Clearly $\sqrt{5}+\sqrt[p]{2}\notin\mathbb{Q}$, or else $\mathbb{Q}(\sqrt[p]2)\ni\sqrt5$, contradiction.

Start with $$ (\sqrt[p]2+\sqrt5)^n=\sum\binom{n}{k}\sqrt[p]2^{n-k}\sqrt5^k $$ Since $p>2$, we immediately get, by considering the $\sqrt[p]2^2$ coefficient in any possible linear dependence, that $[\mathbb{Q}(\sqrt[p]2+\sqrt5):\mathbb{Q}]\neq 2$ (recall you have $\{\sqrt[p]2^j\sqrt5^k\mid 0\leq j<p; k=0,1\}$ as a basis of $\mathbb{Q}(\sqrt[p]2,\sqrt5)$).

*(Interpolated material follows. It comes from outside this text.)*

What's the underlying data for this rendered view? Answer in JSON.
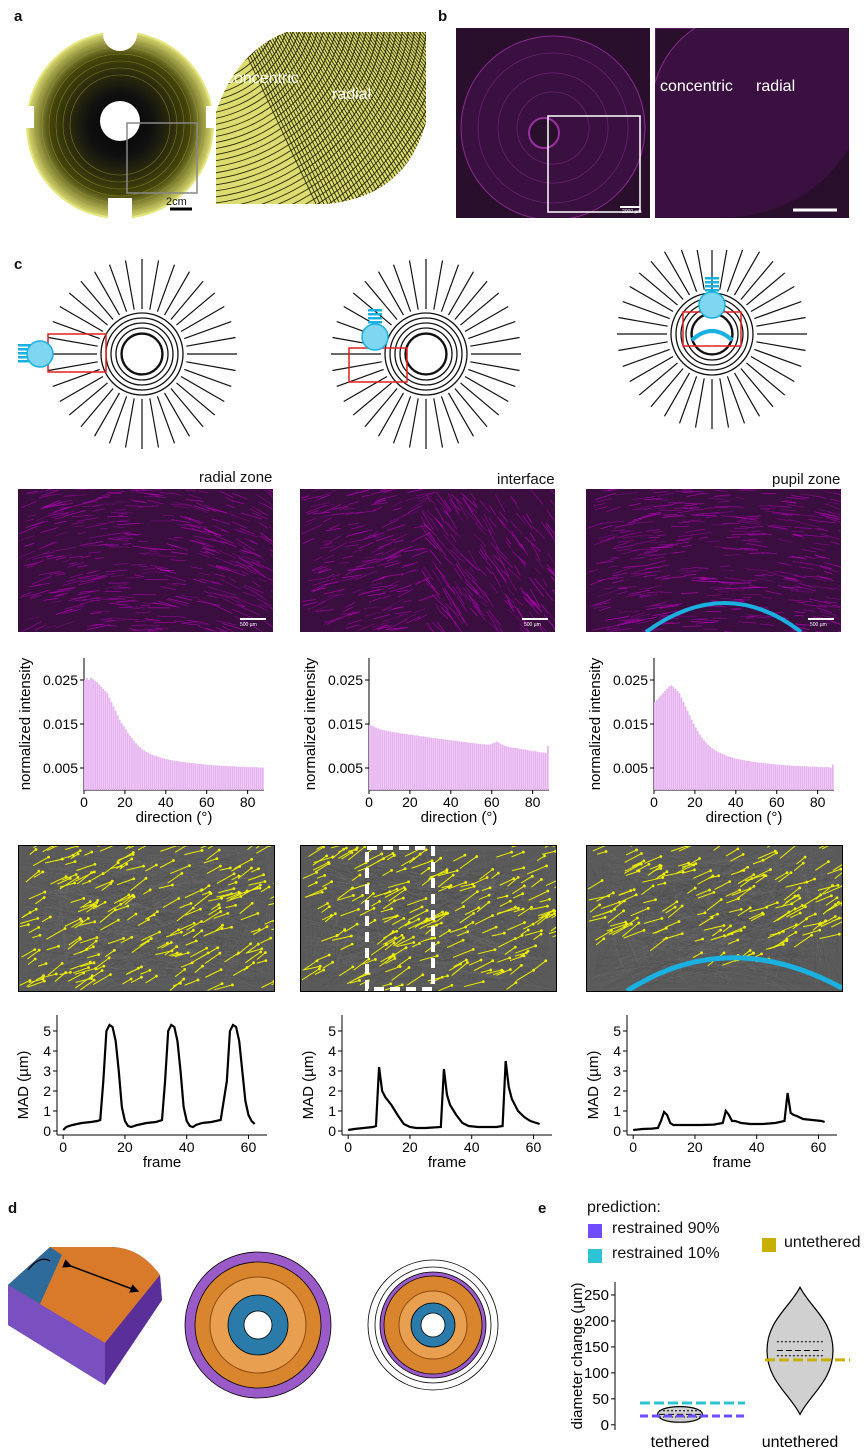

If $[\mathbb{Q}(\sqrt[p]2+\sqrt5):\mathbb{Q}]=p$, then $x=\sqrt[p]{2}+\sqrt5$ satisfies both $(x-\sqrt{5})^p-2=0$ and another monic polynomial (over $\mathbb{Q}$) $m(x)=0$ of degree $p$. Expanding, \begin{align*} x^p-\sqrt{5}px^{p-1}+\binom{p}25x^{p-2}-\dots-5^{(p-1)/2}\sqrt5&=0\\ x^p+m_1x^{p-1}+m_2x^{p-2}+\dots+m_p &=0 \end{align*} therefore we have $$ \underbrace{(m_1+\sqrt{5}p)}_{\neq 0}x^{p-1}+\left[m_2-\binom{p}25\right]x^{p-2}+\dots+(m_p+5^{(p-1)/2}\sqrt5)=0 $$ Thus $x$ satisfies a nontrivial polynomial equation of degree $p-1$ over $\mathbb{Q}(\sqrt5)$, so $[\mathbb{Q}(\sqrt[p]2+\sqrt5,\sqrt{5}):\mathbb{Q}(\sqrt5)]\leq p-1$, which contradicts $[\mathbb{Q}(\sqrt[p]2,\sqrt5):\mathbb{Q}]=2p$.